10-01-2025
Grönland, Trump und die historische Verantwortung Dänemarks
Der erneute Vorstoß des kommenden amerikanischen Präsidenten, Grönland solle ein Teil der USA werden, setzt Dänemark unter Druck. Dänemark muss sich jetzt mit der eigenen Kolonialgeschichte auseinandersetzen, meint Jan Diedrichsen.
Von Jan Diedrichsen
Es ist nicht allein Theaterdonner, wenn Donald Trump auf Nachfrage den Einsatz von Waffengewalt bei der Übernahme Grönlands nicht ausschließt – es ist ernst zu nehmen. Es ist zwar nicht sehr wahrscheinlich, dass ein NATO-Mitglied ein anderes wegen Territorien angreift – aber in dieser neuen Weltordnung, in der zunehmend das Recht des Stärkeren gilt, darf auch das eigentlich Undenkbare nicht mehr ausgeschlossen werden.

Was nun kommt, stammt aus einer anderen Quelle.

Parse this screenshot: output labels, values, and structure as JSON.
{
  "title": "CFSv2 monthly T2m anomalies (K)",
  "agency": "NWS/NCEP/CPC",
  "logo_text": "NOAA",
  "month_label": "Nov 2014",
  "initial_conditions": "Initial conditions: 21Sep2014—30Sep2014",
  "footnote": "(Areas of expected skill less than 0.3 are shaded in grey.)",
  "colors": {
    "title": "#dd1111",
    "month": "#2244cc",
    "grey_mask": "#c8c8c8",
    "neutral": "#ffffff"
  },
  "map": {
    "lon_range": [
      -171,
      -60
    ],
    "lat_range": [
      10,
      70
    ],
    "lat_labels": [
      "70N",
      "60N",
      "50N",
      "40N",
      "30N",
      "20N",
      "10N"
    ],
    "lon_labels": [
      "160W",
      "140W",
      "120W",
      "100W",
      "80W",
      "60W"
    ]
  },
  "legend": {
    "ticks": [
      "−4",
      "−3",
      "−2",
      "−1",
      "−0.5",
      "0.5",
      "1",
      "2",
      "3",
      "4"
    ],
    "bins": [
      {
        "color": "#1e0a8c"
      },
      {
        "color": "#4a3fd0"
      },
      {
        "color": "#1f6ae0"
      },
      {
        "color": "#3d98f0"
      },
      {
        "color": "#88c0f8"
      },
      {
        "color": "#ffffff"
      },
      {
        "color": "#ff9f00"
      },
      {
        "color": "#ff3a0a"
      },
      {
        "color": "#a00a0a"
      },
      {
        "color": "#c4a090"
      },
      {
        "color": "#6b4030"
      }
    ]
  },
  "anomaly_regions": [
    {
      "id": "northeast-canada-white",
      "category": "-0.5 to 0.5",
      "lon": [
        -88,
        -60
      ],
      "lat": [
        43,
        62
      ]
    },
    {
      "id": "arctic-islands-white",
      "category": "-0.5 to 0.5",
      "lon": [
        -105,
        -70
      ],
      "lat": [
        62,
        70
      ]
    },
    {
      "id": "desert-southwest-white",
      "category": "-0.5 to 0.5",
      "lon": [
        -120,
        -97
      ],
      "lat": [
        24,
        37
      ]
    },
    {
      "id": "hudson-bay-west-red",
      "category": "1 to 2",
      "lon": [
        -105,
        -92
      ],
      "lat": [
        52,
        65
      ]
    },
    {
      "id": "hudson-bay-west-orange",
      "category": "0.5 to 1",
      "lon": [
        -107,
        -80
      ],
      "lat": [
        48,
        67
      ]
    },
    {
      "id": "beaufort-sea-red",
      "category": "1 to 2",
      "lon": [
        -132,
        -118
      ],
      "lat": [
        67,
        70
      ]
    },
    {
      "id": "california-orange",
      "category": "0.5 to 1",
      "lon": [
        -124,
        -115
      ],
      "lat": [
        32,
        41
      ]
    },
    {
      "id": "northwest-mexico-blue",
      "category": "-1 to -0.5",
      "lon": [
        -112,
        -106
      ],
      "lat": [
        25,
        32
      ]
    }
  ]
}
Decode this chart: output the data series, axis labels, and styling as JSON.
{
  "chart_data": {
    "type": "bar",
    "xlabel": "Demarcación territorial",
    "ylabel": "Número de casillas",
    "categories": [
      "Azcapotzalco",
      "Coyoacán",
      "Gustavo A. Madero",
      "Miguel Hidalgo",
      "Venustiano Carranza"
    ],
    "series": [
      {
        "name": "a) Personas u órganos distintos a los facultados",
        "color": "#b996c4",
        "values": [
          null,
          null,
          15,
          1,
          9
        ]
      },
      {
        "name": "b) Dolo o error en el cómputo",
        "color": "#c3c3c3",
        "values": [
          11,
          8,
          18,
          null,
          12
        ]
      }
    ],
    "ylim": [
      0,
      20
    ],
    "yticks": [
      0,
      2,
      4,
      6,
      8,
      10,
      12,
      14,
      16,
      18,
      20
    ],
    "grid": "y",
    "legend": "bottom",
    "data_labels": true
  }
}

Der russische Angriffskrieg gegen die Ukraine hat gezeigt, wie schnell geopolitische Tabus fallen können. Nun scheinen die USA unter Trump einen ähnlichen Weg einzuschlagen. Und gerade Dänemark, das sich – auch wegen der strategischen Rolle Grönlands in der Arktis – traditionell eng an Washington orientiert, muss sich dieser neuen Realität stellen.
Doch dieser geopolitische Druck trifft Dänemark an einer Stelle, die tiefer geht als nur strategische Interessen. Grönland ist nicht nur ein autonomes Territorium mit wertvollen Rohstoffen und einer strategisch günstigen Lage – es ist auch ein Ort, an dem die Narben der dänischen Kolonialgeschichte bis heute spürbar sind.
Walter Turnowskys Bericht auf „voices“ beleuchtet, wie Dänemarks Selbstbild als “gute Kolonialmacht” in Grönland zunehmend bröckelt. Historische Übergriffe wie das sogenannte Kinderexperiment, bei dem grönländische Kinder ihren Familien entrissen und nach Dänemark gebracht wurden, um aus ihnen „kleine Däninnen und Dänen“ zu machen, haben sich tief in das kollektive Gedächtnis Grönlands eingebrannt. Diese und andere Maßnahmen führten bei den Betroffenen zu Entfremdung, Entwurzelung und Identitätskonflikten.
Gegenwärtig erleben wir in Grönland Demonstrationen in Städten wie Nuuk, Ilulissat und Aasiaat, aber auch in Kopenhagen und anderen Städten, die auf die anhaltende kulturelle Diskriminierung und die häufige Trennung grönländischer Kinder von ihren Eltern durch die dänischen Behörden aufmerksam machen. Diese Proteste unterstreichen die wachsende Kluft zwischen Dänemark und Grönland und die dringende Notwendigkeit einer ehrlichen Aufarbeitung der gemeinsamen Geschichte.
Inmitten dieser Spannungen erneuert Trump sein Interesse an Grönland und heizt damit die Debatte um die Unabhängigkeit der Insel weiter an. Der grönländische Ministerpräsident Múte B. Egede betont, dass die Insel nicht zum Verkauf stehe und die Zukunft Grönlands von den Bewohnern selbst bestimmt werden müsse. Dennoch bleibt die wirtschaftliche Abhängigkeit von Dänemark ein zentrales Thema, und die Aussicht auf Unabhängigkeit wirft Fragen nach der wirtschaftlichen und politischen Stabilität auf.
Dänemark darf sich nicht der Illusion hingeben, diese Situation einfach aussitzen zu können. Es braucht eine ehrliche Auseinandersetzung mit der eigenen Kolonialgeschichte. Vorbild könnten die Wahrheits- und Versöhnungskommissionen sein, die in Norwegen, Schweden und Finnland die Verbrechen an den Samen untersucht haben. Solche Prozesse schaffen nicht nur Gerechtigkeit für die Betroffenen, sondern stärken langfristig den Zusammenhalt in einem gemeinsamen Staatsgebilde.
Die dänische Staatsministerin Mette Frederiksen (Soz.) hat mit ihrer Entschuldigung für die historischen Übergriffe bereits Schritte in diese Richtung unternommen. Aber Worte allein reichen nicht aus. Es braucht konkrete Taten und eine verstärkte Zusammenarbeit mit Grönland, um Vertrauen wieder aufzubauen und eine gemeinsame Zukunft zu gestalten.
Denn eines ist klar: Nur ein selbstbewusstes, historisch anerkanntes Grönland kann der Versuchung widerstehen, sich als geopolitisches Faustpfand missbrauchen zu lassen. Die Lösung kann nur eine engere und gerechtere europäische Zusammenarbeit sein – und nicht das Preisschild, das Trump der Insel so gerne anheften würde.